Farr hit a drink-stirring trifecta with a slide showing an aerial view of his imagined future Chicago lakefront with (a) wind turbines in Lake Michigan, (b) all of the city’s skyscrapers repainted white and (c) virtually no new skyscrapers.

When pressed by questions from the audience, he acknowledged that, yes, North Dakota would be a better place for wind turbines.

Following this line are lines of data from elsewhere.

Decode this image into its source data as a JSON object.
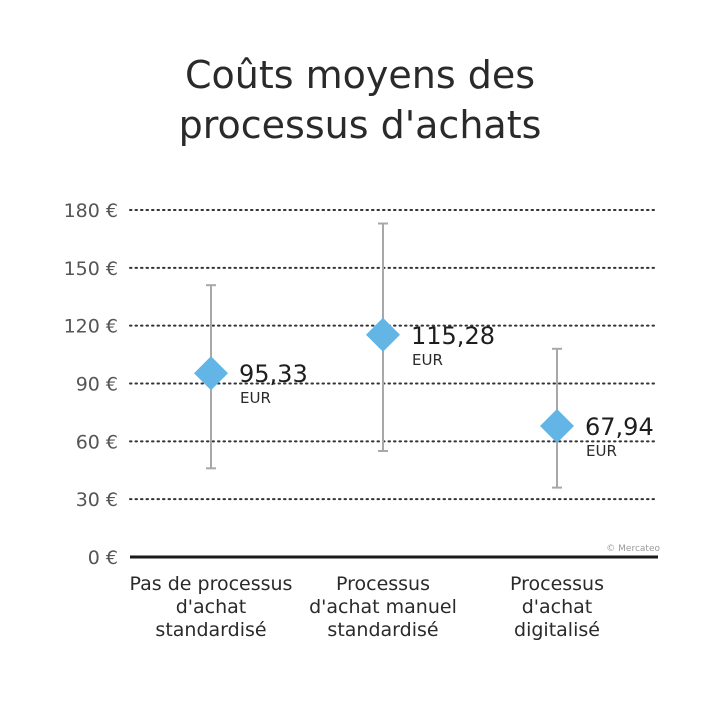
{
  "chart_data": {
    "type": "scatter",
    "title_lines": [
      "Coûts moyens des",
      "processus d'achats"
    ],
    "y_ticks": [
      0,
      30,
      60,
      90,
      120,
      150,
      180
    ],
    "y_tick_suffix": " €",
    "ylim": [
      0,
      180
    ],
    "grid": true,
    "categories": [
      [
        "Pas de processus",
        "d'achat",
        "standardisé"
      ],
      [
        "Processus",
        "d'achat manuel",
        "standardisé"
      ],
      [
        "Processus",
        "d'achat",
        "digitalisé"
      ]
    ],
    "points": [
      {
        "value": 95.33,
        "label": "95,33",
        "low": 46,
        "high": 141
      },
      {
        "value": 115.28,
        "label": "115,28",
        "low": 55,
        "high": 173
      },
      {
        "value": 67.94,
        "label": "67,94",
        "low": 36,
        "high": 108
      }
    ],
    "unit": "EUR",
    "credit": "© Mercateo",
    "colors": {
      "marker": "#62b5e5",
      "errorbar": "#a8a8a8",
      "grid": "#333333",
      "axis": "#1a1a1a"
    }
  }
}
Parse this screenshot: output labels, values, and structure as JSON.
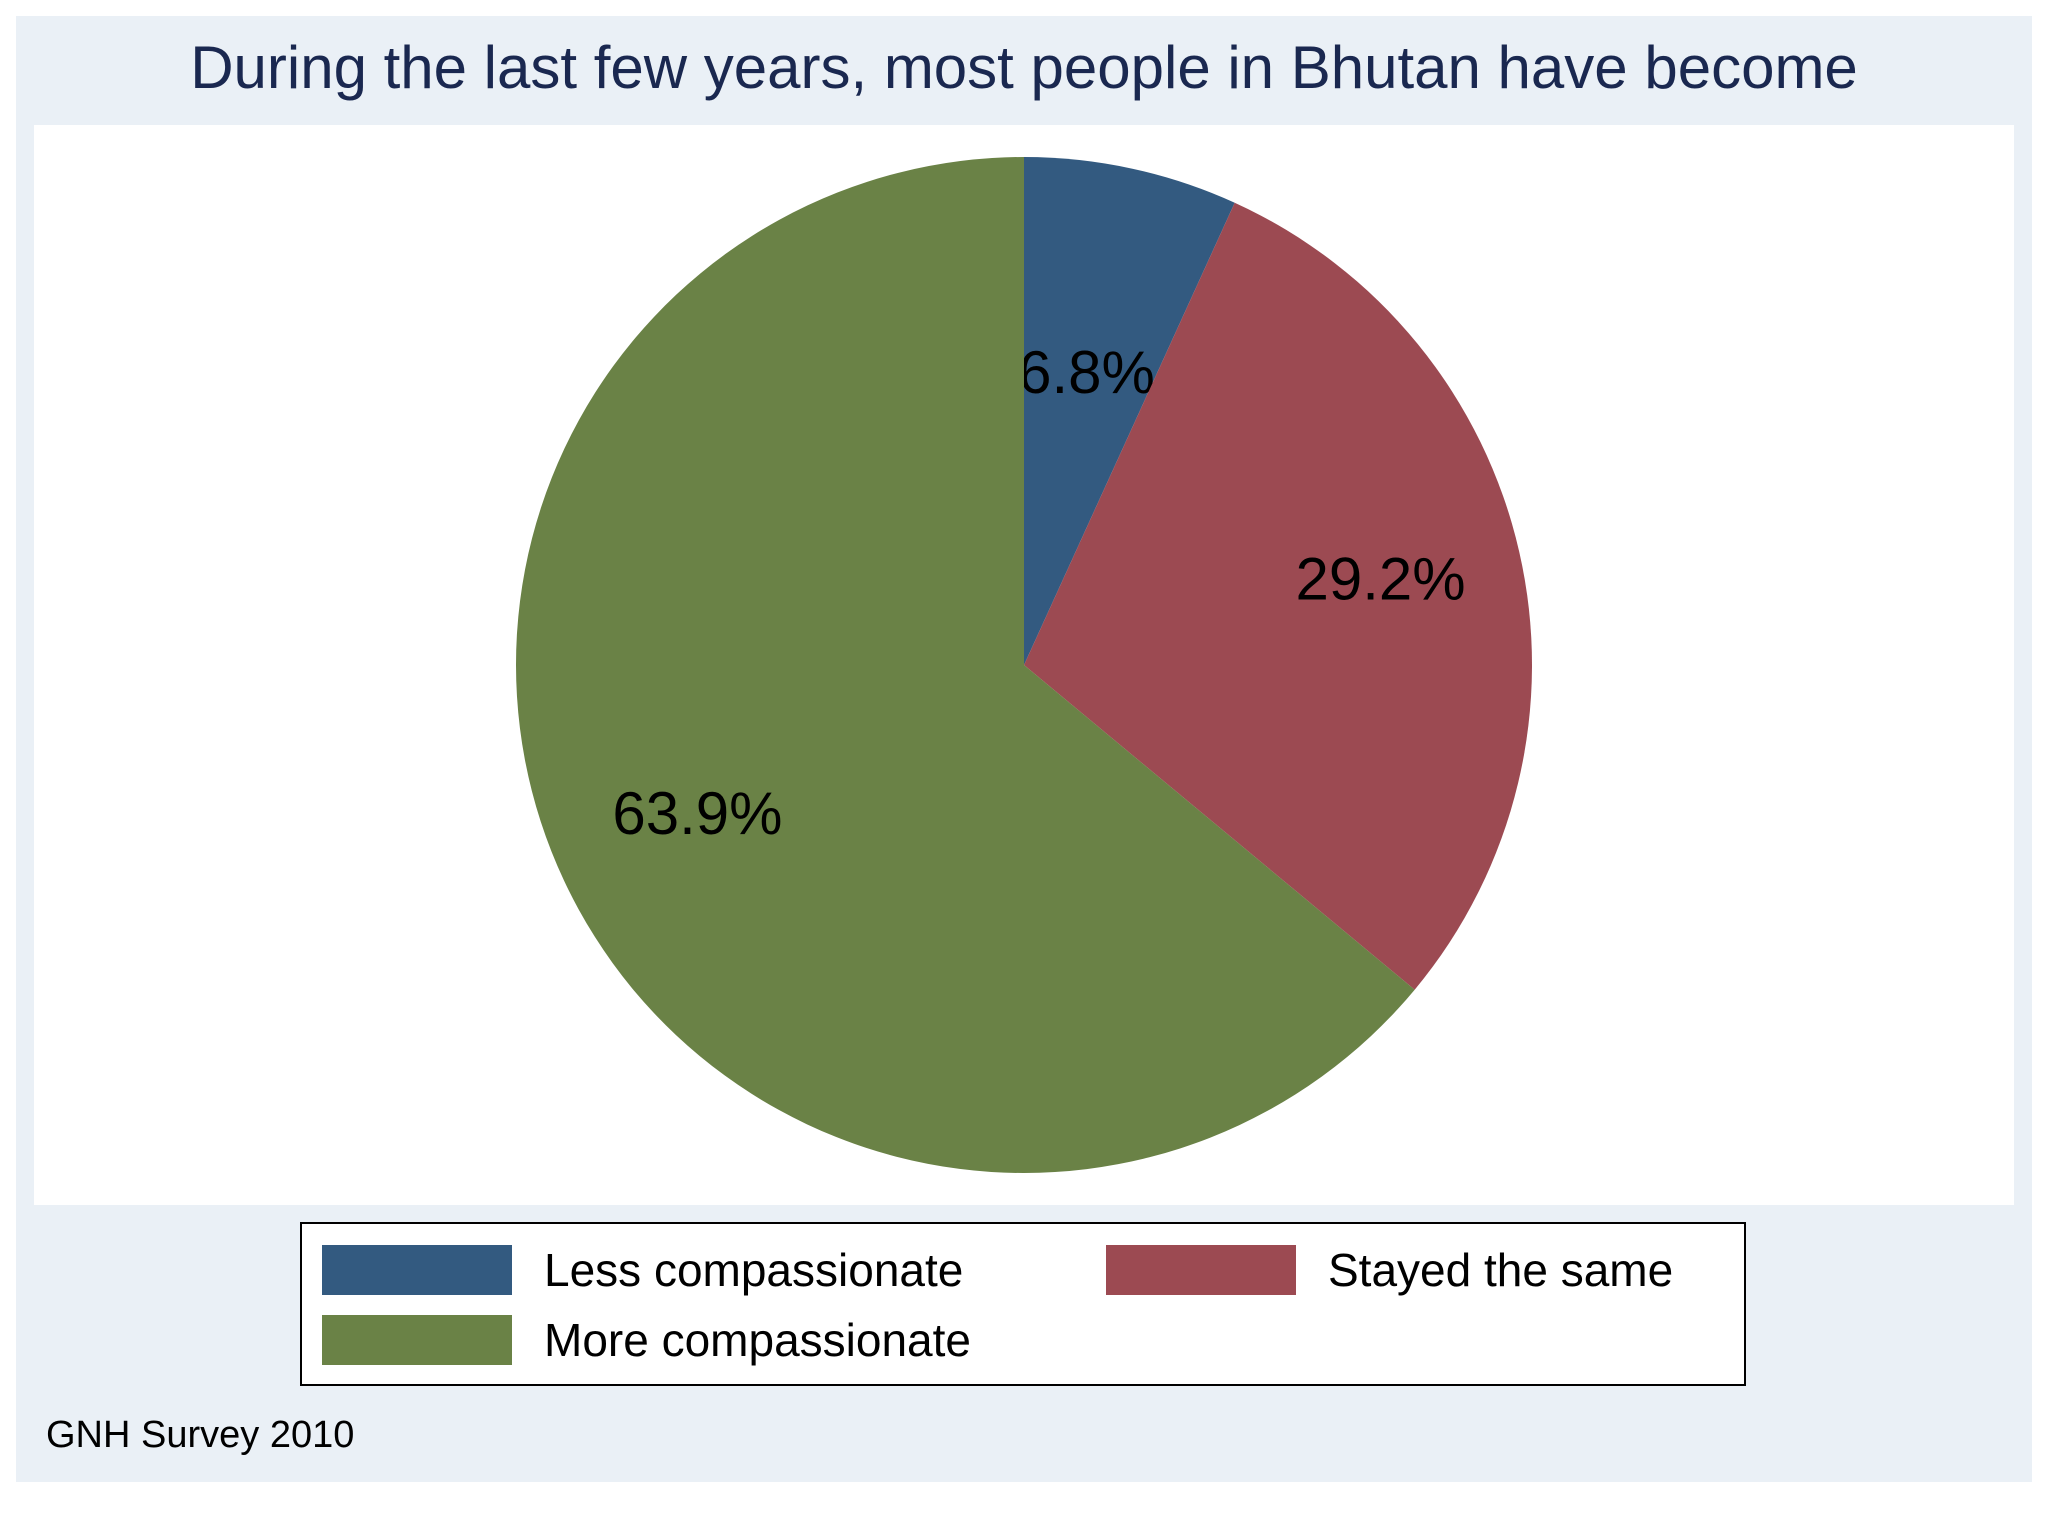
{
  "chart_data": {
    "type": "pie",
    "title": "During the last few years, most people in Bhutan have become",
    "categories": [
      "Less compassionate",
      "Stayed the same",
      "More compassionate"
    ],
    "values": [
      6.8,
      29.2,
      63.9
    ],
    "labels": [
      "6.8%",
      "29.2%",
      "63.9%"
    ],
    "colors": [
      "#335a80",
      "#9c4a52",
      "#6a8246"
    ],
    "legend_placement": "bottom",
    "note": "GNH Survey 2010"
  }
}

The turbines in the lake, he said, were “symbolic, provocative.”

Painting the Willis Tower (nee Sears Tower) and all of the city’s other skyscrapers white would be a way of saving energy since white reflects the sun’s heat rather than absorbing it.

No new skyscrapers?

“Tall buildings aren’t the answer to any of the future’s problems,” Farr said. “We should stop doing them.” Apparently, he was echoing the complaints of environmentalists who argue that skyscrapers only work if energy is cheap.

Regarding the need to increase the use of public transportation, Farr said, “Railroads will come back when highways go away.” Then, he showed a slide of a bike-aton along the otherwise empty lakefront.

“We need to get cars off Lake Shore Drive,” he said.

Slowing down cars

Later, though, an audience member raised a real world complaint about these energy-conserving bicycles --- that pedestrians fear for their lives whenever bicyclists are nearby.

That complaint was handled initially by another panel member, John Tolva who oversees the link between technology and citizenship for IBM --- and who is a bicyclist.

“We should keep the sidewalk for people,” Tolva said, and the statement was greeted by the only round of applause during the 90-minute session. “Bikes do not belong on the sidewalk.

“Bikes should be on the road, but, right now, the road is owned by cars.”

Ah, but Doug Farr had an answer for that.

“As more bikes come onto the streets, drivers will adjust,” he said. “So bikes will slow down cars.”

A century ago, was Daniel Burnham as out there as Doug Farr? Yeah.

Does that mean Farr’s provocative ideas are the roadmap we should use, the way that earlier generation used the Burnham Plan?

Not necessarily.

But maybe. Maybe one of many roadmaps.